Engineers already know how to make glass and ceramics that can do each of these things. A specially laminated, thick “hurricane glass” used in some buildings in Florida can withstand a lot of pressure from wind, or even the impact of a falling tree. Kitchenware manufacturers already know how to make glass with textured surfaces, such as decorative bumps and grooves, or sandpaper-like etched areas.

The problem is figuring out a way to combine many different characteristics into a single substance. Then, the glass must still be:

• Smooth enough to prevent dust and debris buildup in the textured parts.

• Transparent enough to allow ample sunlight to pass through to the solar cells below.

Below the road surface, the glass within each solar cell presents a different set of problems to be solved. The silicon wafers inside solar cells are getting thinner all the time. Now a skinny, typing paper thickness of 200 microns, wafers produced for the solar manufacturing industry are quickly moving toward an amazing tissue-paper thickness of 160 microns.

However, such ultra-thin wafers are quite brittle and could crack if they flex under the pressure and vibration of traffic.

Putting solar cells flat on the ground in this new kind of pavement could also interfere with their efficiency. Angled solar cells tend to capture more sunlight than solar cells that lie flat. But a bigger problem could involve heat buildup. Air circulating behind angled solar cells mounted on rooftops or in free-standing situations helps keep them cool and operating at peak efficiency. Solar cells embedded within pavement sitting directly on the ground could overheat and not produce as much electricity as expected.

Worries about cost, safety are among the obstacles
Finding the right materials is only part of the difficulty in turning the solar pavement concept into reality. There are other big issues:

• Managing the electricity safely and effectively.

• Figuring the costs of the technology.

One of the most alluring ideas behind solar pavement is that it doesn’t just generate electricity, it uses it right on the spot. Special elements within the pavement could convert electricity into heat to melt snow and ice. Some of the electricity could also be used to power different colors of LED lights embedded throughout the pavement. These subsurface lights could be programmed to show lane markings, no-passing zones, turn arrows, and warnings for upcoming hazards such as pedestrian crossings or curves. Power from the roadbed could also be used for aboveground lights and signals.

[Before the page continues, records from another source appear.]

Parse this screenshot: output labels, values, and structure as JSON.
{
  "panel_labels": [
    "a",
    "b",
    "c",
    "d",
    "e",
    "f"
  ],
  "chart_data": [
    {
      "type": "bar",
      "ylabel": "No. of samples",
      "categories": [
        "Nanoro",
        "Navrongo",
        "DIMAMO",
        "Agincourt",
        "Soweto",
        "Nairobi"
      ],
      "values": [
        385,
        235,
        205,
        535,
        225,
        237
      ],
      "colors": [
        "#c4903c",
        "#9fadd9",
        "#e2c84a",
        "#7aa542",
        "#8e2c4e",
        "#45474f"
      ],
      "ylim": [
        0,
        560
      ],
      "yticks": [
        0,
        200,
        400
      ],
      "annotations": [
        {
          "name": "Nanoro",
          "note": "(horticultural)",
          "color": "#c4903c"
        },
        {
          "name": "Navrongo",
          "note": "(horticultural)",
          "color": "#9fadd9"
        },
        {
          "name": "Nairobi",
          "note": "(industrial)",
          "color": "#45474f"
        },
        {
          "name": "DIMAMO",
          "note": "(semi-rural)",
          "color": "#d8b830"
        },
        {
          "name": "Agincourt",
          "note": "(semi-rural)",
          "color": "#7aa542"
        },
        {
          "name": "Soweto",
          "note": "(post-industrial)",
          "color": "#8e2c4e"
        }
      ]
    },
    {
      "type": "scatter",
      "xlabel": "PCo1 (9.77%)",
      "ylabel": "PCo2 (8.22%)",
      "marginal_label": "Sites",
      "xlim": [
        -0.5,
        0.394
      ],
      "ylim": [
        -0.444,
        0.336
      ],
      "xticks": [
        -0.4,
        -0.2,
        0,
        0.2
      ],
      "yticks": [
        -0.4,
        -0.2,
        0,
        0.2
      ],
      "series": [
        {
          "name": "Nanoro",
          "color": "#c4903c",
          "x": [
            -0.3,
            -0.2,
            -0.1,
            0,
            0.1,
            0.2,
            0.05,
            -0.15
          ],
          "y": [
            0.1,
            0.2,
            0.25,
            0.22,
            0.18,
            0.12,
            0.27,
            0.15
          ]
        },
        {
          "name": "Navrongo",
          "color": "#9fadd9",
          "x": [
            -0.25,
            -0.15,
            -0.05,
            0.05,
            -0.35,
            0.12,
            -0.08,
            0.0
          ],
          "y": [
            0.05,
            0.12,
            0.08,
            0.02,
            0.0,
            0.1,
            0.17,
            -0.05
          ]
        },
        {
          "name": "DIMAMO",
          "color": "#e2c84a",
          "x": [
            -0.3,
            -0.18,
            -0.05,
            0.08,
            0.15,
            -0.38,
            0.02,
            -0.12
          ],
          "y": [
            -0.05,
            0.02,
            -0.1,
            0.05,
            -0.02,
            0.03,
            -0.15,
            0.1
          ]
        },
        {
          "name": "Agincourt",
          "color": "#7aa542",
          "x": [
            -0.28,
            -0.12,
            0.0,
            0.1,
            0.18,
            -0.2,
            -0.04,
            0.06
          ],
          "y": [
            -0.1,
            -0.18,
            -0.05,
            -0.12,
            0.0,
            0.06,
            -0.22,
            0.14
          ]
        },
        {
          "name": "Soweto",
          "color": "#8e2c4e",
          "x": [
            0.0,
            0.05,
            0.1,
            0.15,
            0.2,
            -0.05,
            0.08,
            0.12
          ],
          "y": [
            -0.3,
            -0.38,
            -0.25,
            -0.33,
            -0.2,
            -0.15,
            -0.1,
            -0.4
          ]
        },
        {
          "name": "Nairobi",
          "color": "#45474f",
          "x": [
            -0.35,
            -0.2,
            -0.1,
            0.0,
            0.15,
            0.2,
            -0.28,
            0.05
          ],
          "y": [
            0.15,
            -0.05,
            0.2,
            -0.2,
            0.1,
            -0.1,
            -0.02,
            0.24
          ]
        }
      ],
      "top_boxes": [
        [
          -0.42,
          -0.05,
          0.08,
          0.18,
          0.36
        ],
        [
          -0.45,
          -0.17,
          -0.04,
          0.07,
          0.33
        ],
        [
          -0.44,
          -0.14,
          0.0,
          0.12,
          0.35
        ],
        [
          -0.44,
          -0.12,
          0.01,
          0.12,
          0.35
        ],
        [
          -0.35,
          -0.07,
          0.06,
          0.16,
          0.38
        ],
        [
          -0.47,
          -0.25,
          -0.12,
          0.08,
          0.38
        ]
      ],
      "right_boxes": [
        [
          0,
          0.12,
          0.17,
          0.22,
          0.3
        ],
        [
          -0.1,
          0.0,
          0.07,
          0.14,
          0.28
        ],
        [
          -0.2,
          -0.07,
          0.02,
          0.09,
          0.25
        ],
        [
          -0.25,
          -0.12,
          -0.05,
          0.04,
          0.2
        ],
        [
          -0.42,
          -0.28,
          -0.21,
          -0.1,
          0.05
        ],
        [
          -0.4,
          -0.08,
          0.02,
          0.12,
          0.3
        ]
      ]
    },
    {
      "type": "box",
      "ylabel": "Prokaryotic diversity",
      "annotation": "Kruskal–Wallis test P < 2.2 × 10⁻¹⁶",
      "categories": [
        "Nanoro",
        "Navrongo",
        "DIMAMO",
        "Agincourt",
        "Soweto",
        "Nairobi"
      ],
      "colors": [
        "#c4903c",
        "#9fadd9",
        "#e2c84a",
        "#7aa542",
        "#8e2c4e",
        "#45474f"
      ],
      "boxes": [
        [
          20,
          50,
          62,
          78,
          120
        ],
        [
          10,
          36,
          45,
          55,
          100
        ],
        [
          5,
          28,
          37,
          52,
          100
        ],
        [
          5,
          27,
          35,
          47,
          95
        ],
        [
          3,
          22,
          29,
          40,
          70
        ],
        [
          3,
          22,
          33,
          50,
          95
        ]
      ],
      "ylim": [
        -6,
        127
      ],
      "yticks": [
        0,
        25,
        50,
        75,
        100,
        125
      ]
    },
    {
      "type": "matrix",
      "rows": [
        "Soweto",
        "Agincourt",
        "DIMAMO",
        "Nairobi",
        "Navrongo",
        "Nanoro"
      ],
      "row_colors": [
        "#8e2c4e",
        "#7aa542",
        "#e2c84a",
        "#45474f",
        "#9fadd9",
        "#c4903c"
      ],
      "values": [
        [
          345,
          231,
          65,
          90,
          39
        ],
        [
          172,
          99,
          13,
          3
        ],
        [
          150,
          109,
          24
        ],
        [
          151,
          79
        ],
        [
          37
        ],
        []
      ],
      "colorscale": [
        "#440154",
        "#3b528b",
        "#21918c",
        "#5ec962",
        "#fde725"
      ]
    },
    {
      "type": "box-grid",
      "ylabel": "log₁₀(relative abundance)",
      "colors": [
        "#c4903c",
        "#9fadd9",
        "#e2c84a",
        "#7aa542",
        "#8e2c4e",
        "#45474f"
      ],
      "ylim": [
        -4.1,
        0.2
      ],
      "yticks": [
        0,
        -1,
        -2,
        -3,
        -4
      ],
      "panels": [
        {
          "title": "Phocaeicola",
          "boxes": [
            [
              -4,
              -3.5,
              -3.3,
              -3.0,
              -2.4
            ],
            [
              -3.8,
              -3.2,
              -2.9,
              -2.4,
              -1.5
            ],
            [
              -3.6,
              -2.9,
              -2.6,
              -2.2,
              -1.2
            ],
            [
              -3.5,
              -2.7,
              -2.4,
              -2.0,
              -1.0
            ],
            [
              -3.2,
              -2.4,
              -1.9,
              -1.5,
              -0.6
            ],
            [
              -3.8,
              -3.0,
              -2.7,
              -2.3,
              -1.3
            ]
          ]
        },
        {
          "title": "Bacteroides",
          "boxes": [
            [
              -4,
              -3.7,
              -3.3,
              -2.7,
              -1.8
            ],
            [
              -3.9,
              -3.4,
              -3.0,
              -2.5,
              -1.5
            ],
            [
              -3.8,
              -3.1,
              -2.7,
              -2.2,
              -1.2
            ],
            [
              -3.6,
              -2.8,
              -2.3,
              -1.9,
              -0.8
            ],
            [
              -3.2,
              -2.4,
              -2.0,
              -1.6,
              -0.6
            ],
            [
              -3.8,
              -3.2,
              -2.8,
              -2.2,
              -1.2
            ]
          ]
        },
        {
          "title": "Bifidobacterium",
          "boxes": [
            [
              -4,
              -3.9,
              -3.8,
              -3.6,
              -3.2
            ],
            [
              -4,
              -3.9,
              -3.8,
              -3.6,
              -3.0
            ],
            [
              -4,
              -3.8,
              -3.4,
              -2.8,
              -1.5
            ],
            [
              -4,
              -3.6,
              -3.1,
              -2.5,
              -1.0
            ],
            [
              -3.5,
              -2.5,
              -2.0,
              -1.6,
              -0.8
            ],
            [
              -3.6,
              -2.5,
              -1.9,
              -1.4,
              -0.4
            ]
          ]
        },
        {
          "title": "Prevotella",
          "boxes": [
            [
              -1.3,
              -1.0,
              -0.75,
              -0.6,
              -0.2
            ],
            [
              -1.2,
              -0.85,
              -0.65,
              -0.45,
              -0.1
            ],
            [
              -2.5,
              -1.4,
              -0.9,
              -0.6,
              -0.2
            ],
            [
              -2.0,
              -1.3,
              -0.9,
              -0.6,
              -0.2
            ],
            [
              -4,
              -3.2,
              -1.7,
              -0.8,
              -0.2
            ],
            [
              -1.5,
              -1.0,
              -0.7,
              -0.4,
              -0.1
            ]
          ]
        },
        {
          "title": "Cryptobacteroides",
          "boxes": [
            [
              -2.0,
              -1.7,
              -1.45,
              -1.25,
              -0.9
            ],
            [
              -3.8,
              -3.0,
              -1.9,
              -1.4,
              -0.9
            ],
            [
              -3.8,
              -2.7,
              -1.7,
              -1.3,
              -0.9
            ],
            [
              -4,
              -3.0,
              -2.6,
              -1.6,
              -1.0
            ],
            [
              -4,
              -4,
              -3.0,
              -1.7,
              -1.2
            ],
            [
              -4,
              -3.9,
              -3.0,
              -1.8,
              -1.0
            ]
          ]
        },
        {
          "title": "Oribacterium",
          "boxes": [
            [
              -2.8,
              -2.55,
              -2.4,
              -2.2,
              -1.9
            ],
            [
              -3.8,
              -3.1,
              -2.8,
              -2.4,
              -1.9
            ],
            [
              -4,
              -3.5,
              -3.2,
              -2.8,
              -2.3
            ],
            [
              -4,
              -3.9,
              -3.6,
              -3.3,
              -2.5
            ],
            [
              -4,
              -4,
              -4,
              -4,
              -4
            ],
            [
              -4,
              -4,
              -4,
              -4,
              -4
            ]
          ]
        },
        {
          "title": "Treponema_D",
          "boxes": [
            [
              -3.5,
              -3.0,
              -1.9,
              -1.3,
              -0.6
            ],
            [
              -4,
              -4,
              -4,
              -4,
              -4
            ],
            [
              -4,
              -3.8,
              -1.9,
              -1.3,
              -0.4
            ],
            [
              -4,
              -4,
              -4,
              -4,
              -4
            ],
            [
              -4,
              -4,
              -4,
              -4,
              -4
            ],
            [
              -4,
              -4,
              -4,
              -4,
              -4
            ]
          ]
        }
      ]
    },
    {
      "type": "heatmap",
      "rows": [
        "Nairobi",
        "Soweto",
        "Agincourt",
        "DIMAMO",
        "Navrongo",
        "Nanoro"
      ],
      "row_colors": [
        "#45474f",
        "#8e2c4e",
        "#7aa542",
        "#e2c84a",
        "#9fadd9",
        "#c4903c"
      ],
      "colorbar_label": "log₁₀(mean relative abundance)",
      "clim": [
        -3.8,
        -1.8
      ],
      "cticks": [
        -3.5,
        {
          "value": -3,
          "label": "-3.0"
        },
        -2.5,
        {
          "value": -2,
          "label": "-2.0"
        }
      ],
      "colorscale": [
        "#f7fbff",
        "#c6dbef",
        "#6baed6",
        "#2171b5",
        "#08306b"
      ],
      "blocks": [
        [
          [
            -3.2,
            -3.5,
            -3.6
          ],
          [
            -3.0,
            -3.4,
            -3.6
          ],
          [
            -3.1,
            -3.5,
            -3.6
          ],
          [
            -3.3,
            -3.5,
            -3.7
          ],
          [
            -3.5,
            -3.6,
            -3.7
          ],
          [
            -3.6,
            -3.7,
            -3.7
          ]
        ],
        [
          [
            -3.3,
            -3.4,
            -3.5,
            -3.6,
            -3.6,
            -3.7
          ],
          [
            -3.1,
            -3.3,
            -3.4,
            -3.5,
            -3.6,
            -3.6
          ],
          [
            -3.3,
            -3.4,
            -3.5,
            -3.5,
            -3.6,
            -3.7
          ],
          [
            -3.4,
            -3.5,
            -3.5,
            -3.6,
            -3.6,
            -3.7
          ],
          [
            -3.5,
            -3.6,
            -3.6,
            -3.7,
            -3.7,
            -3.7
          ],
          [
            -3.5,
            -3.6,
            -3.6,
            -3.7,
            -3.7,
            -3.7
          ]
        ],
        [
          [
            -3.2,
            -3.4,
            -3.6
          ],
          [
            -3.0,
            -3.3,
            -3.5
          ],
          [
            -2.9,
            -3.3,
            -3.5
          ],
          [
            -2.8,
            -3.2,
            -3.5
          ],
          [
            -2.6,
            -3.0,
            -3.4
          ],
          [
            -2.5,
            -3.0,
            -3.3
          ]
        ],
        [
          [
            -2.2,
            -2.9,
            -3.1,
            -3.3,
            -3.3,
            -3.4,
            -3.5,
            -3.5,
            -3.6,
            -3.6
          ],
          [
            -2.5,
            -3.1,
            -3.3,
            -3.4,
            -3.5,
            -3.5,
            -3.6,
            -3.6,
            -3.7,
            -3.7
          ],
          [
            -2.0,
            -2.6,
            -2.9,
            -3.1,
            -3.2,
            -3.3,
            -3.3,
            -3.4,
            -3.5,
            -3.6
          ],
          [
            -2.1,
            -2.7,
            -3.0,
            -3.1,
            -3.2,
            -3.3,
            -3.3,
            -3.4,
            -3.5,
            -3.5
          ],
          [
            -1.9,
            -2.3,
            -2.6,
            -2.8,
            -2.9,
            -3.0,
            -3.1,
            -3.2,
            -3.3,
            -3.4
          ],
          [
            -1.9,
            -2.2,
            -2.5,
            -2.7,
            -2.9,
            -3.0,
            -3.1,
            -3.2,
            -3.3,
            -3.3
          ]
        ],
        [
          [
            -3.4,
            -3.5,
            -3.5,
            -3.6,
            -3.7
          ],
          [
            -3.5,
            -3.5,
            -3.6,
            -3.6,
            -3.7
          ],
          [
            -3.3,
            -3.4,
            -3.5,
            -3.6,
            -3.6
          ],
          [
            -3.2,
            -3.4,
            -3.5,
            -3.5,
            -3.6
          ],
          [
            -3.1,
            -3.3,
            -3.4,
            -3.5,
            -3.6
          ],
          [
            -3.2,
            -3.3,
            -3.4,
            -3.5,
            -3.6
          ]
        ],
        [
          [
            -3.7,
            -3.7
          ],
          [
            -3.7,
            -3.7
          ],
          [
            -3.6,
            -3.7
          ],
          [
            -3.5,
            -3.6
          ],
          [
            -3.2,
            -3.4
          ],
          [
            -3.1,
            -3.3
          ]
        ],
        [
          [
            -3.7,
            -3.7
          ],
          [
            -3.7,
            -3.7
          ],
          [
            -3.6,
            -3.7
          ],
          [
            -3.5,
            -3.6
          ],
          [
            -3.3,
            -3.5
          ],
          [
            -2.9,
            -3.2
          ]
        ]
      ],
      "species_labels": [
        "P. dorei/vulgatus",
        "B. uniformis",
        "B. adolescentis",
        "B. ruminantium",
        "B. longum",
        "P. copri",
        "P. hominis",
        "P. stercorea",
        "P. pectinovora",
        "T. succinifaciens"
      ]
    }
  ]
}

Operating lights constantly will require some method of energy storage or connection with the power grid so the road continues to function after sunset. Adding these features will raise the costs.

Electrified roads would also require new safety measures. No matter how carefully constructed, a road surface containing energized electronic circuits would be similar to overhead power lines and could present deadly danger. Special features would likely need to be built in to interrupt power flows during extreme events such as floods or earthquakes. Road crews would need special training to work with this new kind of pavement.

Developing the right combination of solar cells, electric circuits, new kinds of glass, backup power supplies, and safety features for a new pavement will be expensive. Many estimates today are based on making solar pavement in 12′ by 12′ segments that can be laid down end to end.

One idea involves digging up existing asphalt and replacing it with the new panels. But no one knows yet if the below-grade portion of the roadbed under the old asphalt would also need special preparation that would add to the costs.

As the solar pavement experiments continue, engineers may discover new ideas that will help improve the way solar cells are used in other more familiar situations.


Instead of solar highways, consumers are more likely to want electricity right at their driveways. When plenty of time is available, ordinary household current for toasters, coffee pots, and small hand-held tools works fine to recharge the larger batteries in electric vehicles such as the Nissan Leaf and Chevy Volt. But for faster recharging, special power posts with larger outlets like those used for clothes dryers could be the trendy driveway accessory of the future.